Thanks for your comment @arungrover
You bring up a very interesting point. If we do a normal qdel, the job might take some time to be deleted. The scheduler might be trying to start the high priority job before the preempted jobs are deleted. Using qdel -Wforce sounds like a good solution to this issue, but I think it's just hiding the same issue under the rug. Before the qdel -Wforce returns to the scheduler, the job will be purged from the server's database. The server shows the resources as immediately being free, but the mom is still doing end of job processing.
I see three issues
First is cleanup hooks. If we start a new job before the cleanup hooks are finished, the new job might be cleaned up.
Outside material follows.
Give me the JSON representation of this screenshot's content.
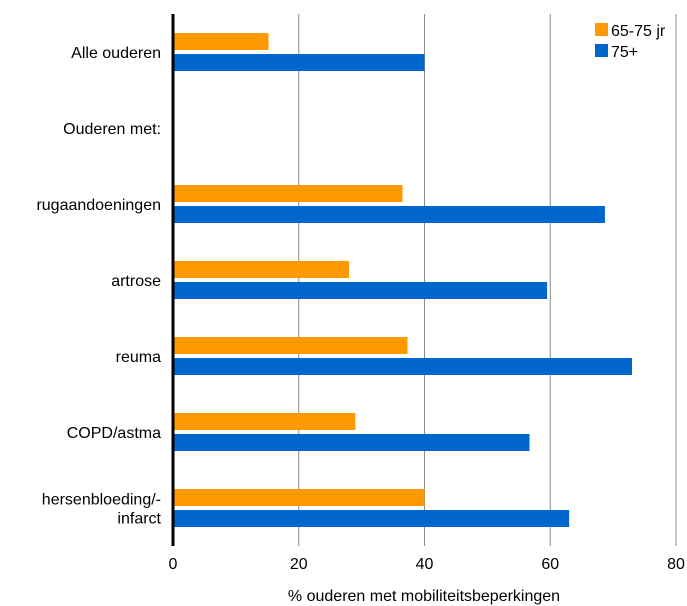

Second is begin hooks. If we have a begin hook that makes sure the status of the node is prep'd for the job, it might clean up the old job. This might not be too bad. It would be worse if the cleanup and the begin hooks clash
Last is the Cray/cpuseted machines, or machines running cgroups. We previously told the operating system to carve out part of the machine for a job. Part of end of job processing is to release those resources back to the machine. If the scheduler runs the high priority job before the resources are returned, the new OS request will be rejected (e.g., ALPS reservation). This by itself is bad, but it gets worse. We've just deleted jobs jobs to run our high priority job. The runjob of the high priority job fails. The newly freed resources will likely be filled by new jobs. On subsequent cycles, the whole process will start again.
The only wait I can see us not falling into any of these traps is to wait for the deletes to end before running the high priority job. This unfortunately slows the scheduler down.